Words, Words, Words.

24 April, 2009 § Leave a comment

p4195406Recent realisation, perhaps sparked by a renewed desire to make writing a more daily discipline again: fatigue, travel or a strong emotional state of being – – joy, grief, doubt, exaltation, etc – – all tend to be my greatest inspiration for putting the proverbial pen to the paper. And yet where does that leave me when none of those ingredients are present? Where, I ask you?

Hmm.

What puts you in the mood to express yourself through words? And what is your greatest motivation in doing so: sheer catharsis through self-expression? The desire to effectively communicate something to someone else, thereby leaving your mark on the world? Connecting with someone or something outside of yourself? A need for recognition? (Indeed, I’ve long been convinced that the desire to know and be known is one of the most underestimated yet key driving forces behind human connections today).
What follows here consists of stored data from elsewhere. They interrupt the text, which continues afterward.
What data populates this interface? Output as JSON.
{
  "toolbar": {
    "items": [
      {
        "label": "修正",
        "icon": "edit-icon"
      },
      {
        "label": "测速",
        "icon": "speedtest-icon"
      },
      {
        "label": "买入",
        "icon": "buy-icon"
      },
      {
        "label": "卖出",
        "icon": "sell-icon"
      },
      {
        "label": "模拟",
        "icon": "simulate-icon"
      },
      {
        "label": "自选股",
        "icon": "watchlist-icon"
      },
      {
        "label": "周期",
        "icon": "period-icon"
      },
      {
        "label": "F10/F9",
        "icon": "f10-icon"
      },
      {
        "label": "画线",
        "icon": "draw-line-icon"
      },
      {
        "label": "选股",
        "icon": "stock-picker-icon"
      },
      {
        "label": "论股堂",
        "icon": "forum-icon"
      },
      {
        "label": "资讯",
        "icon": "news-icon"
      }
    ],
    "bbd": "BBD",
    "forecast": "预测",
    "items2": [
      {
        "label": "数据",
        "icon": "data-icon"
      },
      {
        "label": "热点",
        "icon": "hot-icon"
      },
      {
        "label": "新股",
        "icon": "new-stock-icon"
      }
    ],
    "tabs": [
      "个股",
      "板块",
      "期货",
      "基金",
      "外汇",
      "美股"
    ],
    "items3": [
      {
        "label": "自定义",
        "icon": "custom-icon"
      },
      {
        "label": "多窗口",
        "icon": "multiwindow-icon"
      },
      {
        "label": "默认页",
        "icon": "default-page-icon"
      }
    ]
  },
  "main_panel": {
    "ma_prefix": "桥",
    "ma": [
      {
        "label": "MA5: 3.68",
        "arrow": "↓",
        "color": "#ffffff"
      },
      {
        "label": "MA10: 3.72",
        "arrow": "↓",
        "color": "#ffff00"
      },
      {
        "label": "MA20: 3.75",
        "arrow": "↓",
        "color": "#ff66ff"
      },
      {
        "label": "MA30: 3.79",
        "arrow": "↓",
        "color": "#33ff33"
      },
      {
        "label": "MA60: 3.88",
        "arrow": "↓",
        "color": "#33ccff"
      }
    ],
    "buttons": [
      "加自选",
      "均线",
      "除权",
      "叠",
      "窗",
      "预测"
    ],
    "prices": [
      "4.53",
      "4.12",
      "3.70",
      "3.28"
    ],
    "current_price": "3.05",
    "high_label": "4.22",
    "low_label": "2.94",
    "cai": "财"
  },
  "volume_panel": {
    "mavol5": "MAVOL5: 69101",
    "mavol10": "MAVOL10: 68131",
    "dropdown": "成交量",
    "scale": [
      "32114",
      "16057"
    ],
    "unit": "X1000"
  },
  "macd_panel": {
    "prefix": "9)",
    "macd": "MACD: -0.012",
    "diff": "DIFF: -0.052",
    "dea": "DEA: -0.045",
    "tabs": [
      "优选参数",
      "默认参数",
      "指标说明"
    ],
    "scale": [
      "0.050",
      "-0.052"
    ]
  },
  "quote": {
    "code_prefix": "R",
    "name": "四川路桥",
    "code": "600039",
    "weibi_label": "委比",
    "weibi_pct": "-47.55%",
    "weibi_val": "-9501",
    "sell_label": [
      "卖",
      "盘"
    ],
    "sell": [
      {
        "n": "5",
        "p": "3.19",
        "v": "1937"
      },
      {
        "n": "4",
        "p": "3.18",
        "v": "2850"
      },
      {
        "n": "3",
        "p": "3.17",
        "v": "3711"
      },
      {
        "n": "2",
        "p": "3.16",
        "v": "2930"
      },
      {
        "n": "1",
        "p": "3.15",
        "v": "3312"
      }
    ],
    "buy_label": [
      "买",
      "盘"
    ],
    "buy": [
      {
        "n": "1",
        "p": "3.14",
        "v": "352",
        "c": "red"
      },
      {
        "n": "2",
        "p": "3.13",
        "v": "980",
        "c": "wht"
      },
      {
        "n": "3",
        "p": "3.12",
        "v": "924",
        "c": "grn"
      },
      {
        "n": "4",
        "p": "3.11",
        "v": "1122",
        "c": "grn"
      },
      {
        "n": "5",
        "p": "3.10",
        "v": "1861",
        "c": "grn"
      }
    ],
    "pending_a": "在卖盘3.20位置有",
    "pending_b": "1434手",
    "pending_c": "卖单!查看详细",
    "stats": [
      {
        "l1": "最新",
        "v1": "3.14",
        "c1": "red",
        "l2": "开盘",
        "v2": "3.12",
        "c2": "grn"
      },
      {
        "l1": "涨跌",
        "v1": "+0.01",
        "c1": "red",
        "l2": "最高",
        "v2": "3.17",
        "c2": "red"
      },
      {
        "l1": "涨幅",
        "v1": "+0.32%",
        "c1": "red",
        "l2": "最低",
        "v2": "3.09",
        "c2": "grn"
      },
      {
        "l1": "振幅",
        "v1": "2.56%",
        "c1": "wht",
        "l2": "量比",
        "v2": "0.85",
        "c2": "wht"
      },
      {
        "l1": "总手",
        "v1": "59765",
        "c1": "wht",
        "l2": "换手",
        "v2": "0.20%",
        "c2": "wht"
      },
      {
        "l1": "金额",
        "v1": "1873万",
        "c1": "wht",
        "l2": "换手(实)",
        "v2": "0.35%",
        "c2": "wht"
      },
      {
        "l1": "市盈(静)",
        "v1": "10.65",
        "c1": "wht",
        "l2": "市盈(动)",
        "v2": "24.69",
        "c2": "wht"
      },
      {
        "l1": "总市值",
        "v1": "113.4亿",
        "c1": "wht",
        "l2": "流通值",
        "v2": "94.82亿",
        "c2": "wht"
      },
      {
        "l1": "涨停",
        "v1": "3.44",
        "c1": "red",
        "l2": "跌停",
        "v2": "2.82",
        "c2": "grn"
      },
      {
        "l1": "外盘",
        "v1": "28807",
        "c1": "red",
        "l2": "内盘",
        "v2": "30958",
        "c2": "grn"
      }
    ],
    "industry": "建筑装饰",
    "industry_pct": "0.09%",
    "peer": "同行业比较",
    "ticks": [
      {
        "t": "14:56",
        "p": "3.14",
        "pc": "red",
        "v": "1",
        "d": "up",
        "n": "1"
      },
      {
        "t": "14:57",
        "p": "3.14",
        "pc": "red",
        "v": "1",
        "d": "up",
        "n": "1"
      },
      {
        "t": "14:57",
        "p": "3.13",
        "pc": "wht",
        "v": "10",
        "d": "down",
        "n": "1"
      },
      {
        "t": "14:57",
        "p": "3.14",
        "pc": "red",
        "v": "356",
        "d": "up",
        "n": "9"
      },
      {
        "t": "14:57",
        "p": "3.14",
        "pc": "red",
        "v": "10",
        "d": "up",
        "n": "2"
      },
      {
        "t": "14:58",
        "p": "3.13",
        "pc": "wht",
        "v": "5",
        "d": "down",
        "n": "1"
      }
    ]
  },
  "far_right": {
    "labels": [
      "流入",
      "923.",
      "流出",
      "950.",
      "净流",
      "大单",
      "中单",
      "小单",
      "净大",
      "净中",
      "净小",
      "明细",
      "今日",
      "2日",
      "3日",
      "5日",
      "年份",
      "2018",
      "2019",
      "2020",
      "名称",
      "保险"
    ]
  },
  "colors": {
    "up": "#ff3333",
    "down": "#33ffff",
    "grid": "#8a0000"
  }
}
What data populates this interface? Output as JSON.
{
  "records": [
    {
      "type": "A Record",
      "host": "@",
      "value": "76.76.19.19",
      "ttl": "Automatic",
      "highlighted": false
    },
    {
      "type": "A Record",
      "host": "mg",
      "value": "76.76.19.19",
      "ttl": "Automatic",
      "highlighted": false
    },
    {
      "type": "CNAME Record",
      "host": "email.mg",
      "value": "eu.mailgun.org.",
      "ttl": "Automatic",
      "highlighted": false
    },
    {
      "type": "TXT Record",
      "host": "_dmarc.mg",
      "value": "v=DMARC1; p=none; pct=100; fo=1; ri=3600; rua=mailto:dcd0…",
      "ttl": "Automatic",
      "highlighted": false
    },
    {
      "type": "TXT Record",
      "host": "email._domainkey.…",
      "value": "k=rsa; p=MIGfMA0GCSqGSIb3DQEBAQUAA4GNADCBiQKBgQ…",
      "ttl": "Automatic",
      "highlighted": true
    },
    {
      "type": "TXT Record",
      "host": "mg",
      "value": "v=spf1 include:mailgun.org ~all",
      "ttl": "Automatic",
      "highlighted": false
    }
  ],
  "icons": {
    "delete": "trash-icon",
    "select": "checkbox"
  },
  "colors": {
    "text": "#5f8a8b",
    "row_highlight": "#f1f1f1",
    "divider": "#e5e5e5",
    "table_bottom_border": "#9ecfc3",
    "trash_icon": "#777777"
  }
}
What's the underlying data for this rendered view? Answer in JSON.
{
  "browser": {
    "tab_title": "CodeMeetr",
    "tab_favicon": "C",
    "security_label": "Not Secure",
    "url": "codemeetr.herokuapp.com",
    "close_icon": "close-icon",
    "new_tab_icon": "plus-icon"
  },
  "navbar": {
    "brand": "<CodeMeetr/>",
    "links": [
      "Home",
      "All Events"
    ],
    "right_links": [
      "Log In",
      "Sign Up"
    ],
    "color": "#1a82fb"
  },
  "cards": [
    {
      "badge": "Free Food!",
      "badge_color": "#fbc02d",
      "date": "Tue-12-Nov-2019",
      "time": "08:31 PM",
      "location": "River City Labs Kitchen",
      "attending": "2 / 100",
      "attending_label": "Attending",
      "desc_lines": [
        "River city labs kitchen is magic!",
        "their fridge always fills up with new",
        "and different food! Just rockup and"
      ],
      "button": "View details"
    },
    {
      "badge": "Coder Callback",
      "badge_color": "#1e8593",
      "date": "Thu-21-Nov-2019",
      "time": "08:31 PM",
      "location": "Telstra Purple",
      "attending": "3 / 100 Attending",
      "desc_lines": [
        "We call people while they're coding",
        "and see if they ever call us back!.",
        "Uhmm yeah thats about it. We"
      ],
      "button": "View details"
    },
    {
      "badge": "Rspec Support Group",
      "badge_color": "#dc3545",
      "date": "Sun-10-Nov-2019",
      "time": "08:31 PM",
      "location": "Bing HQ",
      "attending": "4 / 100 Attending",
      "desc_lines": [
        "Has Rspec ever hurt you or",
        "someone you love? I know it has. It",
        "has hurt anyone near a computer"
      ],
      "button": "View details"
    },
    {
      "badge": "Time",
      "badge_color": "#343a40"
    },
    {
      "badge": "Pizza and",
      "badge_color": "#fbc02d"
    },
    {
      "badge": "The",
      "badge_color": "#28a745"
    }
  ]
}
More often than not, I grapple with the balance of transparency/mawkishness to the extent that I decide to simply withold from writing altogether. But a lack is not necessarily an antidote. Or so I’ve been told.

O, the mentally ethical debate involved with blogging…

I admit it, I am a fickle lover o’ ye pen. There will be stretches – – sometimes entire months at a time – – when I write, either for my own eye or for the general world to view, at least once every other day.  Before I know it, anywhere from three weeks to three-quarters of a year can go past without much thoughtful verbal expression. And yet, although it’s freeing to be rid of the academic mandates for verbosity and expression demanded by institutions of higher learning, I am finding that I miss the fluidity that comes with such recurring patterns of phraseology.  So while I am not necessarily chomping at the bit, anxious to return to the linguistic regimen found within educational settings, I am also determined to make a better habit of turning writing into a frequent discipline. Hopefully such discipline will soon transform from a conscious effort into a more instinctive outpouring. And who knows, if nothing else, maybe it is by seeking to better understand the world around me that I will also come to a richer understanding of God, of you and of me. In that order.

(NOTE: in the photo above, taken during a Saturday afternoon picnic last week, the boardwalk  winds through one of the hidden treasures near my home in western New York: a genuine bog. It not only boasts of a gorgeous view but also houses the near-extinct pitcher plant. Herbologists and botanists alike come from all over the world to explore Moss Lake – – and the majority of the people that live nearby are barely aware it exists. Ironic. And yet delightfully uncrowded and therefore one of my favorite places to be).